Sunday, March 20, 2011

Innovation Déjà Vu (or The Idea Clone Wars)

I think we are all too familiar with how every now and then several Hollywood movies come out with the same basic plot in relatively short succession. Here are some of my favorites (not in Oscar-worthiness, but in how much of a clone the movies are of each other):

Matrix, Dark City, & Thirteenth Floor;
Deep Impact & Armageddon;
Antz & A Bug's Life;
Finding Nemo & Shark Tale;
The Truman Show & Ed TV;
Volcano & Dante's Peak;
War of The Worlds (with Tom Cruise) & War of The Worlds (without Tom Cruise);
United 93 & World Trade Center;
etc.

This, of course, is not a coincidence as pointed out in a study published in this 2006 Whittier Law Review article by IP attorney Igor Dubinsky:
Movies arise from scripts, scripts arise from ideas, and while ideas, as Justice Brandeis noted, are “free as the air,” they must be nurtured by authors to present any real value. Once an author gives birth to an idea for a story or movie, he develops it and then attempts to sell it to a movie studio. If the author can secure a meeting with a studio executive, he presents his idea at an “idea-man” presentation. Alternatively, the movie script can be submitted to a studio via mail or a third person.

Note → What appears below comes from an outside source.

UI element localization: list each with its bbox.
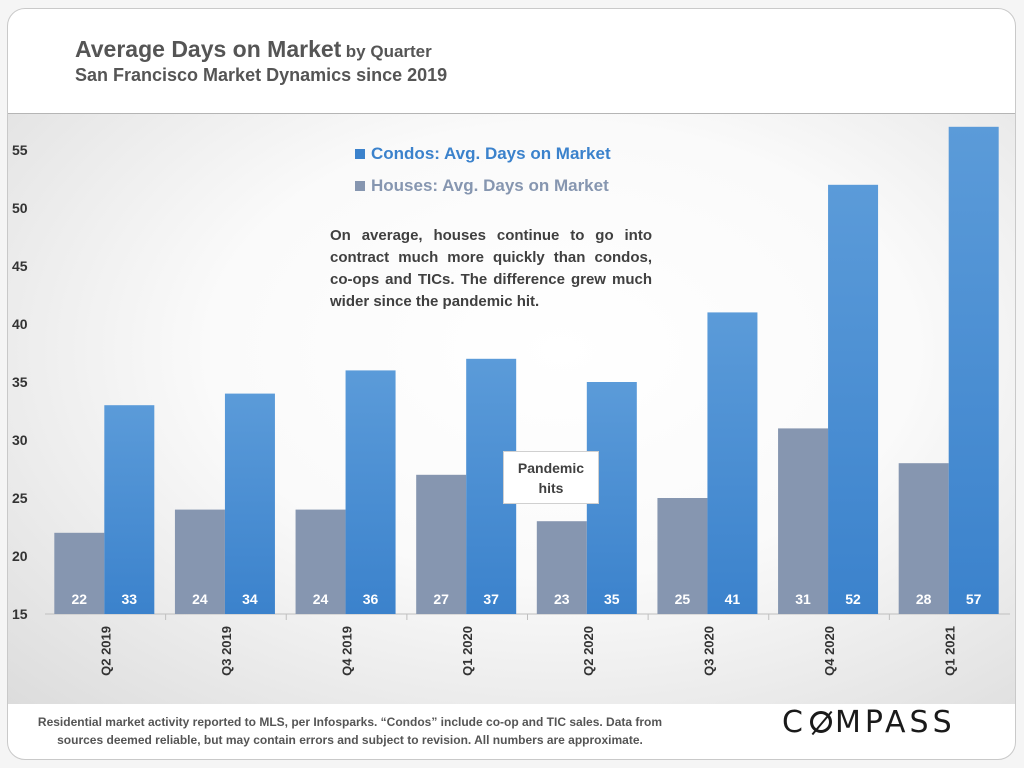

On the average, movie executives receive over 20,000 movie and TV show ideas per year, but only review 6,000 of these, many of them over meals with executives from other networks. Movie ideas come from various sources including Sunset Boulevard, network executives, the studios themselves, stars and their agents, independent producers, writers, word of mouth, trade papers, and magazines... Only about 200 sample scripts are commissioned per year, and seldom are more than twenty of those
ordered.

Sometimes the person who conceived the idea for a movie script will win a meeting with studio executives, only to have the idea rejected and then rewritten and developed by the executives without paying any copyright royalties to the original author. What happens even more often is that a script author will shop the same idea at numerous movie studios, or movie studio executives at different companies will discuss with each other ideas for movies they are thinking of putting into production. These same ideas will then be developed into movies by two or more competing studios. At the box office these similar movies will come out like déjà vu, within a few weeks or months of each other.   
Are the same nefarious forces at play when we see a sudden rush of group texting startups (hat tip to George Zachary for the apt tweet on this), location-based services, social commerce websites (aka Groupon clones), VoIP startups (ok, I participated in that Clone War by starting jaxtr, a "j" letter mobile VoIP company in 2005), etc?

As the parallels between Hollywood and Silicon Valley in the above excerpt are too obvious to point out, I would like to share with you a more generalized response, which is the following:

Innovation in Silicon Valley is as much a social process as is ideation in Hollywood. We need to talk to others to be able to refine and solidify all the various thoughts that swim around in our heads. The good thing about this social process is that we come up with better results because of it (a recent study points out that the best academic articles are those that are produced by teamwork rather than "solo geniuses"). The bad thing, however, is that as soon as we talk to one other person, we will have to accept the fact that there will undoubtedly be a multitude of others that will have the same idea planted in their heads and will want to do something with it. If you want to innovate, the clone wars are inevitable!